# Swarm trap. Using medium frames in deep box?



## Mr.Beeman (May 19, 2012)

You are correct, they will build in the frame most times. Once the frames are filled out, you can transferre them into their permanent hive.


----------



## Kenww (Apr 14, 2013)

I just started this spring. I bought bees for one hive and caught a swarm for another hive. I used medium 10 frames for traps. I made bottom boards with 3" sides to make them bigger. This also let me drill a round hole in the front. I caught one swarm from six traps. I was pretty happy for a first attempt. I was late getting them out.I didnt realize how early the main swarms are.I know a lot of people have a much higher success rate. The bees were in the trap a couple weeks before a switched to a normal bottom board. No problems with comb under the frames. The hive with the swarm is better than the one with purchased bees.


----------



## mike haney (Feb 9, 2007)

"...one can never really tell about bees..."
Pooh,THE HUNDRED ACRE WOOD 
Really it does depend on the bees. 
Some I've seen almost refuse to follow frames even with comb
Your odds go way up (or down) with the nearness to perfectly level that you place your trap.


----------



## mike haney (Feb 9, 2007)

Natural swarms are superior in all ways to a "shook swarm" that one buys as "package bees"


----------



## Kenww (Apr 14, 2013)

If I was starting over, I don't think I'd buy any. It'd be really frustrating to end up not catching any swarms though.


----------



## mike haney (Feb 9, 2007)

Everything about bees can be frustrating if you let it 
The best takeaway one gets at the end of the day is patience and a sense of wonder
It's pretty frustrating to catch a swarm with foulbrood too and have to burn ones hives


----------



## Kenww (Apr 14, 2013)

That would be awfull. Is that common?


----------



## mike haney (Feb 9, 2007)

Not so much now but I'm old enough the guy that taught me kept his bees in "gums" ( hollow logs) and when his got the foulbrood they would not only swarm with it but would abscond (flee) to escape it and of course bring it with them. There was no treatment because you don't have removable frames in a gum ( not that he could afford or would condone treatment anyway) 
Rest in peace, J.C 
But one reads about it here on occasion and yes I've burned hives because of it


----------



## mike haney (Feb 9, 2007)

I'm glad you made me think about that !
I'm gonna give my grandson his first hive next year and I believe I'll start a gum to show him the old way 
Have already committed to raise him a few stalks of tobacco to see how it was done with a "peg" and a hoe and some open pollinated corn to make a pipe ( just for a snowman, mind you)


----------



## Michael Bush (Aug 2, 2002)

Bees start at the top and build down. If you are late getting them out, they will have expanded past the bottom of your frames, but they usually are still a fairly simple cut out.


----------



## yotebuster1200 (Jul 28, 2013)

I appreciate all of you comments and am glad I was on the right track. I plan on checking the traps at least every 2 weeks and was thinking that would be often enough to prevent a mess inside the swarm traps.
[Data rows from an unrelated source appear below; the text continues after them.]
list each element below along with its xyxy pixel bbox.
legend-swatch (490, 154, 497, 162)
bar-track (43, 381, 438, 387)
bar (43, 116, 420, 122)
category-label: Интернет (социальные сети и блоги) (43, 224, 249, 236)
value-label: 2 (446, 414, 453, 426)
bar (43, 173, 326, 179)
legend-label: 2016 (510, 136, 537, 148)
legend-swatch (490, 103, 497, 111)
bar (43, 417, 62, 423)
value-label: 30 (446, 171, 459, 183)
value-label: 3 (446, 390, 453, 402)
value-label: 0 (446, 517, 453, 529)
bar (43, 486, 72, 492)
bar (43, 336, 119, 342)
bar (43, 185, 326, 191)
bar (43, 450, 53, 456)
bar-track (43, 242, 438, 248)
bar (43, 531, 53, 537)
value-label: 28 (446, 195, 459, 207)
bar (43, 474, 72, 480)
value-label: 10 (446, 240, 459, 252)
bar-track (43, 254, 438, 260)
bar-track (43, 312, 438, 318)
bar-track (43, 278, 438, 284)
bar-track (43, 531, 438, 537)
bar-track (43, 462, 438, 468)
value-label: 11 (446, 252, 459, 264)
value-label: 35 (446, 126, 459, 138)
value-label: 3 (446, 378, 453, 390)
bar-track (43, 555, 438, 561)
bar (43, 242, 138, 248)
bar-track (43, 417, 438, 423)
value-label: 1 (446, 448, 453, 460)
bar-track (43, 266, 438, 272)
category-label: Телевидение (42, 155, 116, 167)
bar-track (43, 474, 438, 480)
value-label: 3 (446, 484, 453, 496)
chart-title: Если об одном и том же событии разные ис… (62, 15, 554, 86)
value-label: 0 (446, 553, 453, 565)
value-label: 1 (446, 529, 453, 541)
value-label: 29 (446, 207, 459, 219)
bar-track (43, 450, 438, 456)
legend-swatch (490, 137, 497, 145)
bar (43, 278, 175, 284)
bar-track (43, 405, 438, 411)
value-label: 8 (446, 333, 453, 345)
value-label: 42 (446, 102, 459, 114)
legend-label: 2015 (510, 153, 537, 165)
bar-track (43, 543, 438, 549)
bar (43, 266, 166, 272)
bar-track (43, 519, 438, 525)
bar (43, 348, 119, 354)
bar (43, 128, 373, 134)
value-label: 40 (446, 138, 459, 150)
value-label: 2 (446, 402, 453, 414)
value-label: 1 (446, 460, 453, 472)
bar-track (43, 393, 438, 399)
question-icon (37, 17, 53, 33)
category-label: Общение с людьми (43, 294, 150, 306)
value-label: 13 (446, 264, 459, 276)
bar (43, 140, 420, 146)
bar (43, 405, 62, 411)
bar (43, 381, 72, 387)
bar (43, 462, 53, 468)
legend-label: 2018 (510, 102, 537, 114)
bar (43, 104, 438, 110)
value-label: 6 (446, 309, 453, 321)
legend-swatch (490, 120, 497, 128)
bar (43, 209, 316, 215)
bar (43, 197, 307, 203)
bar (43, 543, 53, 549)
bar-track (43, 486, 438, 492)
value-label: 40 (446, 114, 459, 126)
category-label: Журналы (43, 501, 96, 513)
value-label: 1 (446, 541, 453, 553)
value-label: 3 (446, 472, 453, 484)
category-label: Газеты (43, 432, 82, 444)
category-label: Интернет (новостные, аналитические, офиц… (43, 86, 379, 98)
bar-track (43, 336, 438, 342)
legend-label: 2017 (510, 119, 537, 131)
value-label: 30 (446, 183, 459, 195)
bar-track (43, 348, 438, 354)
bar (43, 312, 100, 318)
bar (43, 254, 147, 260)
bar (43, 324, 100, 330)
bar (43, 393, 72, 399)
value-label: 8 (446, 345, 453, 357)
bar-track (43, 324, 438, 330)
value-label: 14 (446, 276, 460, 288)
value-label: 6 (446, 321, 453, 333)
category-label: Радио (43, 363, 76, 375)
I guess it would be worth asking how quick a large productive swarm can draw out 5 medium frames? That would give me an idea as to how often I should check the traps.


----------



## Michael Bush (Aug 2, 2002)

>I guess it would be worth asking how quick a large productive swarm can draw out 5 medium frames? 

"You can never tell with bees"--Winnie the Pooh

I wouldn't lose any sleep over it. If they move in and they fill your frames and there is some comb hanging from the bottom bars, it's a very simple cutout, at worst.


----------



## PAHunter62 (Jan 26, 2011)

I basically constructed my swarm traps like Kenww described. I run all 8 frame medium boxes. I took the 8 frame medium and added a 4 inch tray underneath, which is also where I cut my entrance hole. I was shooting for something around 40 liters in size. I used this calculator to determine how big the tray needed to be:

http://dmplastics.ca/volume_calculator.htm

When you hang them, make them as level as possible and they will build perfect comb most of the time. I use one brood comb and 7 foundationless with wood starter strips. I caught 9 swarms this year with this style trap.


----------